Ночью Татьяна Николаевна спала беспокойно, часто просыпалась, как будто что-то недоделано или недодумано накануне, а вспомнить не могла и устало засыпала от этих бессмысленных, запутанных размышлений. Наутро встала рано, раньше, чем всегда.

И какая-то неведомая ей до сих пор сила потянула ее на этот раз к морю.

Татьяна Николаевна так торопилась, что пришла задолго до своих новых соседей. Она уселась на их место в тени своего большого камня, слегка пригорюнилась, признаваясь себе, что ходить вокруг этого места и ждать, пока придет непонятный человек с добрыми руками и, может быть, опять захочет подсадить ее, бессмысленно и глупо.

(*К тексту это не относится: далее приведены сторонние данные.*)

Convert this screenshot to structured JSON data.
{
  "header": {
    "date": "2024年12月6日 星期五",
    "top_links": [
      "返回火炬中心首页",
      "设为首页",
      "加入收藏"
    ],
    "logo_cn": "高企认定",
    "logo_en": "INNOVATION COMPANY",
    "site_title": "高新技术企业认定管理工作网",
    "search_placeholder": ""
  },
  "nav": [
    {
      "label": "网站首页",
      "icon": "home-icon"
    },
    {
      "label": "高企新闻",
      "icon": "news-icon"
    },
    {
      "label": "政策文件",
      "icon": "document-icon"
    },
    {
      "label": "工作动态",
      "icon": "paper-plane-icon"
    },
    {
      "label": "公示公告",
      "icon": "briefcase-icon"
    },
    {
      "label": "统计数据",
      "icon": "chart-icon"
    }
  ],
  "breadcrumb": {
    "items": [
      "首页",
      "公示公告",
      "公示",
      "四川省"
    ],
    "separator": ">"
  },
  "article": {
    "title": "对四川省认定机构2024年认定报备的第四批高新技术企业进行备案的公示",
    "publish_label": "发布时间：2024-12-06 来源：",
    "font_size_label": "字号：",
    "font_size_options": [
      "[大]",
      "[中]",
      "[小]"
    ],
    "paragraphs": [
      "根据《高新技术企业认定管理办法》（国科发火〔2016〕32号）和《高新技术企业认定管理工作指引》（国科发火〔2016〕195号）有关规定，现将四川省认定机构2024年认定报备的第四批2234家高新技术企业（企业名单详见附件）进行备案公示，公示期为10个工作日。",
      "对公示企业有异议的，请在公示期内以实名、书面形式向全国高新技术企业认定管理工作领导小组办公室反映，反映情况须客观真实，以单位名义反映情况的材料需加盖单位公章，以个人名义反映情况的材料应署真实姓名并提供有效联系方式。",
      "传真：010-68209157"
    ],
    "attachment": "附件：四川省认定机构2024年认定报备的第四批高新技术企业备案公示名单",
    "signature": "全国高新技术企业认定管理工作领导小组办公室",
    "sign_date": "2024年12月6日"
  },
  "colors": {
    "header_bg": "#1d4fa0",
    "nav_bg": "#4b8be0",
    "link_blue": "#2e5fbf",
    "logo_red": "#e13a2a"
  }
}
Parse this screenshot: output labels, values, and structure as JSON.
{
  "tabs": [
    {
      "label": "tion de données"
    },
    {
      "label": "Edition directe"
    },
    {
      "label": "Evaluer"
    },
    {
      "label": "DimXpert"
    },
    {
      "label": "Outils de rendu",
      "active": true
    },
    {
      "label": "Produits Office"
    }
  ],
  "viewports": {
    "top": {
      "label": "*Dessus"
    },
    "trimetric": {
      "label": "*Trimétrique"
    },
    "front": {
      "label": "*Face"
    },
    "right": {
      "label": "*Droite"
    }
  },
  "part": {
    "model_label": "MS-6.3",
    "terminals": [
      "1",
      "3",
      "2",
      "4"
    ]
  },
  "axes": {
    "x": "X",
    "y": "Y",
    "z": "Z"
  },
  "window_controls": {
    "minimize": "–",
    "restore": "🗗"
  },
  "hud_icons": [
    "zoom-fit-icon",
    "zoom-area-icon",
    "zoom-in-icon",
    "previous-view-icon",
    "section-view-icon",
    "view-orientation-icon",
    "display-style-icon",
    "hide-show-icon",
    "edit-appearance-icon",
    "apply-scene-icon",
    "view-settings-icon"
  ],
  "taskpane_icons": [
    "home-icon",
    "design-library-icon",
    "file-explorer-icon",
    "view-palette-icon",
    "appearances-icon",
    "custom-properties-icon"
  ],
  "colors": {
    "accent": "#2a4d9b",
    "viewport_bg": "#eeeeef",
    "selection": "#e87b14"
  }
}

И она почти в одно мгновение забралась на свой камень, еще по-утреннему прохладный, мокрый от невысохших брызг. Татьяна Николаевна расправила на гальке махровую простыню с нарисованными коричневыми щенками по краям, щелкнула одного, самого неуклюжего, по черному носу, ткнулась лбом в сложенные крест-накрест руки и притихла.

Море, как всегда, равномерно раскачивало камень. Теперь нужно сосредоточиться, и возникнет, словно изнутри его, спокойная мелодия, однотонная, как песня казаха в степи.

Но мелодия не начиналась, потому что надо было думать о ней и ждать ее, а не прислушиваться к шагам, которые приближались.

Он хорошо плавал и быстро догонял Татьяну Николаевну. Но тут с берега раздавалось: «Игорь Петрович! Игоре-о-о-ок!» — неожиданно, как будто разбивали стекло в окне. И Игорь Петрович поспешно поворачивал назад, но, прежде чем плыть к берегу, задерживался, поднимал руку над головой и приветственно два раза взмахивал ею, как будто через расстояние говорил свои «да-да».